Opererà come hub in collegamento con il Centro nazionale sangue e con i Servizi trasfusionali territoriali (spoke). La direzione è stata affidata al dottor Francesco Zinno dell’Annunziata di Cosenza

di Redazione

Si è insediato nella sede del Dipartimento della Salute, il Centro Regionale Sangue (CRS), organo regionale di coordinamento e controllo della rete trasfusionale. Il Centro Regionale Sangue rappresenta la struttura di riferimento tecnico-scientifico del sistema trasfusionale regionale e opera come hub in collegamento con il Centro Nazionale Sangue e con i Servizi Trasfusionali territoriali (spoke), svolgendo funzioni di programmazione, controllo e monitoraggio. Attraverso il coordinamento e lo scambio tempestivo di unità di sangue, il CRS garantisce qualità, sicurezza e autosufficienza a livello regionale.

Alla seduta di insediamento, svoltasi alla presenza del sub commissario alla sanità calabrese Ernesto Esposito, sono stati definiti i principali incarichi di vertice. La direzione del Centro è stata affidata al dottor Francesco Zinno, direttore del Servizio di Immunoematologia e Medicina Trasfusionale dell’Ospedale dell’Annunziata di Cosenza. Il ruolo di segretario organizzativo è stato assegnato al dottor Andrea Dominijanni, direttore sostituto del Servizio di Immunoematologia e Medicina Trasfusionale dell’Azienda Ospedaliero-Universitaria Renato Dulbecco di Catanzaro, mentre il dottor Giglio ricoprirà l’incarico di componente amministrativo.

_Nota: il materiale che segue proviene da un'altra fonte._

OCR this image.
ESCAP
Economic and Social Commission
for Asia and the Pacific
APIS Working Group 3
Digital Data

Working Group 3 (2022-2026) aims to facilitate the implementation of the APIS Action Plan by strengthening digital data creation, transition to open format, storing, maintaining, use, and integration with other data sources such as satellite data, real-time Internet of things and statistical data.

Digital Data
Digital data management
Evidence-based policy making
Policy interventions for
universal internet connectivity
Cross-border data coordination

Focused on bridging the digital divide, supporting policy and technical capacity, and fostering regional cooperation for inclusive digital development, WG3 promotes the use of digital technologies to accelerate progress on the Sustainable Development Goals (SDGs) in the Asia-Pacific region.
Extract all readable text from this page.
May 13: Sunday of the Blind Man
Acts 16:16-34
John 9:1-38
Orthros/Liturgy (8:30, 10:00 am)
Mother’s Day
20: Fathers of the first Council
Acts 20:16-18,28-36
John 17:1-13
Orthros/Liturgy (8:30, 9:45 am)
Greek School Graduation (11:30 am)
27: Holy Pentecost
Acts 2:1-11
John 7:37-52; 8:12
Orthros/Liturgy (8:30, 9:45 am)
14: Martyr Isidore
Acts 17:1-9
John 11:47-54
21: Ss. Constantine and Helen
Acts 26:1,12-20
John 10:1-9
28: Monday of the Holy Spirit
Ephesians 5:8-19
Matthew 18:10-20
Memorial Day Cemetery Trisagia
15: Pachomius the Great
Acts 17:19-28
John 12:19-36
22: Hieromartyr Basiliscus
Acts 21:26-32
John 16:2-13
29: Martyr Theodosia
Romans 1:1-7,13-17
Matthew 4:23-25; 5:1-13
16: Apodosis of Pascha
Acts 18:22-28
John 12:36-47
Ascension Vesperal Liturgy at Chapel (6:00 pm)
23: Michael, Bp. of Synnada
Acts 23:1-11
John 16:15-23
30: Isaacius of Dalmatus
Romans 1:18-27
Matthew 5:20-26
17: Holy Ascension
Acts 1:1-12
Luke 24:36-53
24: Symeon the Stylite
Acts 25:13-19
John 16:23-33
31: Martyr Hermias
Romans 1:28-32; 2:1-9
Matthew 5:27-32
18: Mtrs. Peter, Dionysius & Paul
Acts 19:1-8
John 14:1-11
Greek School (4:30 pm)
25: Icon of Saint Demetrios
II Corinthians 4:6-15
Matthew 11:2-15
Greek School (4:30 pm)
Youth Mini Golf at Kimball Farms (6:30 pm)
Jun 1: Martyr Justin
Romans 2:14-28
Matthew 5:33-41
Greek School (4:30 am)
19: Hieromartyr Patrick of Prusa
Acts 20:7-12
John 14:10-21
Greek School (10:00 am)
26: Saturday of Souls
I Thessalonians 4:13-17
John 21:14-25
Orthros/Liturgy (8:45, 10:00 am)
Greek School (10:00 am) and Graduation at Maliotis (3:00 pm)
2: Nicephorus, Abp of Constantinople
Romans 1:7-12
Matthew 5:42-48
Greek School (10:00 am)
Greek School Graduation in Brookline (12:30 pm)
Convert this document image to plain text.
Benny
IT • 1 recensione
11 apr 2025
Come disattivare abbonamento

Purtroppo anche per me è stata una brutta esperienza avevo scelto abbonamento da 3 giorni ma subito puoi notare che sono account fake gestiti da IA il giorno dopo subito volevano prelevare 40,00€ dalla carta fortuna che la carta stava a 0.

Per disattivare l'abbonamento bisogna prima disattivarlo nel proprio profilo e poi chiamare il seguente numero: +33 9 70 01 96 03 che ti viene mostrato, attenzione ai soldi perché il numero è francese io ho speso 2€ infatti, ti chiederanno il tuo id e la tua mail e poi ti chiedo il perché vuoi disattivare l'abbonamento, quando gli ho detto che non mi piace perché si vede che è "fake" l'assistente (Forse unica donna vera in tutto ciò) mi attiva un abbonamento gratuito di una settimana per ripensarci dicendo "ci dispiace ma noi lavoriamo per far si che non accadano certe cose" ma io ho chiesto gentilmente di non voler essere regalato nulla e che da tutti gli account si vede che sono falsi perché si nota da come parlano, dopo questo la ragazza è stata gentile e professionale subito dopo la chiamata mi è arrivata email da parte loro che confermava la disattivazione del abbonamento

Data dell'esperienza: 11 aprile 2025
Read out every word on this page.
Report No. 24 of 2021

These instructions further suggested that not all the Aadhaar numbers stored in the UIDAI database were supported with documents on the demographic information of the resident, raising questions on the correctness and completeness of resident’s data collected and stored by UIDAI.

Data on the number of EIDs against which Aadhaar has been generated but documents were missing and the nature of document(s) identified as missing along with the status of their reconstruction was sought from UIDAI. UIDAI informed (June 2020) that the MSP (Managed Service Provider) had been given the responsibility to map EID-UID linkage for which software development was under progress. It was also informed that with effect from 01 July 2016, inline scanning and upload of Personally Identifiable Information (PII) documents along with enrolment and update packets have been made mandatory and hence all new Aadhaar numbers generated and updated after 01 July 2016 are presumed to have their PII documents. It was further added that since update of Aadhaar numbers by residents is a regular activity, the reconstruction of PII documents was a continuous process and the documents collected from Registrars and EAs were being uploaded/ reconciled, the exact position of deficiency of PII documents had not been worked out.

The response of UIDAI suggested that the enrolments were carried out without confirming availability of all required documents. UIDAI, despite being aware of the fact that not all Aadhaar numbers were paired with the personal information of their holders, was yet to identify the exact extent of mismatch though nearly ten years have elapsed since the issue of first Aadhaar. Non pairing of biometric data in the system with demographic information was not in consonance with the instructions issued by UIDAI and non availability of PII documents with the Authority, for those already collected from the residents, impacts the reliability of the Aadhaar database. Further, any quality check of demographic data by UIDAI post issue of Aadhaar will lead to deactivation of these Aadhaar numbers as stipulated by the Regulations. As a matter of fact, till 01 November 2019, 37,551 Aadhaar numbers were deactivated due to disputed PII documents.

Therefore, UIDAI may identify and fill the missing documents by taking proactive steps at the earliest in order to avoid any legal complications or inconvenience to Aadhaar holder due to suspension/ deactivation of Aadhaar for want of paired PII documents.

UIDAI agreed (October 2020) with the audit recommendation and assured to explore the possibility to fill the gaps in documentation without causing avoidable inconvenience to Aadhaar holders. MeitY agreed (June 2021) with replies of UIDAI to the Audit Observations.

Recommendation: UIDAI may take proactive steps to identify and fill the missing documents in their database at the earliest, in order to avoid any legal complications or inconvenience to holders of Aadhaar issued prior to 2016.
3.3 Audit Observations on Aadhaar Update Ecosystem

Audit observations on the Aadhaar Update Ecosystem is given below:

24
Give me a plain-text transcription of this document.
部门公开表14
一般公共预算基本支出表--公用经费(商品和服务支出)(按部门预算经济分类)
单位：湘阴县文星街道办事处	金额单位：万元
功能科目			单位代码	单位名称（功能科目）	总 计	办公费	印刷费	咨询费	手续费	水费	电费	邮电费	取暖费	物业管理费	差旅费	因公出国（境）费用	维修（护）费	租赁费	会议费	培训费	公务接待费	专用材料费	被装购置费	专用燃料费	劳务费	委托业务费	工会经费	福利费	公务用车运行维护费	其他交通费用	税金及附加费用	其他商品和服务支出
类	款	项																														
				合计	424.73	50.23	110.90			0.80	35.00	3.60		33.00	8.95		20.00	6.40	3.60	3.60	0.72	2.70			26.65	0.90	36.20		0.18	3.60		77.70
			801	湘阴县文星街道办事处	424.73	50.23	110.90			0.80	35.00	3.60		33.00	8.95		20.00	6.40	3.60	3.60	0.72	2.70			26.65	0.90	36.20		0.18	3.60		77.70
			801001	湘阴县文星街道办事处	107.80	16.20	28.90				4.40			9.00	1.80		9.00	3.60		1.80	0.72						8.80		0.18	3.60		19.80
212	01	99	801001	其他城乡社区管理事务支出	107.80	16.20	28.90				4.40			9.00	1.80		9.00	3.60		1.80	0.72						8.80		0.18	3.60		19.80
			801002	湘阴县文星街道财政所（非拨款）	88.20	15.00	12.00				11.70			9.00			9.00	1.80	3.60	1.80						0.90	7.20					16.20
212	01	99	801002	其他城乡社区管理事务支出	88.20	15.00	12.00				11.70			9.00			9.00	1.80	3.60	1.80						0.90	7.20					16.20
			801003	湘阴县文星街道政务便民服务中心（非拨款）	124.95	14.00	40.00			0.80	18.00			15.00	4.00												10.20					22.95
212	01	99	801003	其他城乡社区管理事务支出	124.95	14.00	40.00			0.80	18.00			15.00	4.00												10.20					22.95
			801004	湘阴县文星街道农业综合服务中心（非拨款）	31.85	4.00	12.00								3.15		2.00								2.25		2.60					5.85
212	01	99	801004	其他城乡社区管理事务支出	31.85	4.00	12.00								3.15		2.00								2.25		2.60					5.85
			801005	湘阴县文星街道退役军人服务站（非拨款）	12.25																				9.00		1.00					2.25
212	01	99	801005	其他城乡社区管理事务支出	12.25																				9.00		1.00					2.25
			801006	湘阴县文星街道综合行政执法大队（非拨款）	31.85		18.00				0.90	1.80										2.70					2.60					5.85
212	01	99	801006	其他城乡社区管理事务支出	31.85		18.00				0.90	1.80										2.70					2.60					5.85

Nel corso dell’incontro, riporta una nota, «è stato unanimemente riconosciuto il lavoro instancabile svolto dalla dottoressa Liliana Rizzo, grazie alla quale il Centro Regionale Sangue della Calabria si presenta oggi in ottima salute dal punto di vista organizzativo e funzionale. La struttura è pronta ad affrontare le prossime sfide strategiche, in particolare l’incremento della donazione di plasma e il percorso di adeguamento alle future normative europee».

Tra queste assume particolare rilievo il Regolamento europeo SOHO (Substances of Human Origin), che entrerà in vigore nel luglio 2027. Il nuovo quadro normativo dell’Unione Europea introduce criteri più avanzati e uniformi in materia di qualità e sicurezza delle sostanze di origine umana destinate all’applicazione sull’uomo, abrogando le precedenti direttive 2002/98/CE e 2004/23/CE. Il regolamento stabilisce regole comuni per sangue, tessuti e cellule utilizzati a fini terapeutici, promuovendo al contempo pratiche etiche, l’armonizzazione delle normative nazionali e lo scambio transfrontaliero tra gli Stati membri.

Il Regolamento SOHO amplia inoltre il proprio ambito di applicazione includendo sostanze come il latte materno umano e il microbiota intestinale, introduce procedure condivise per l’autorizzazione e la valutazione delle preparazioni e prevede l’istituzione di strumenti di coordinamento e di una piattaforma informatica comune per la registrazione e lo scambio delle informazioni.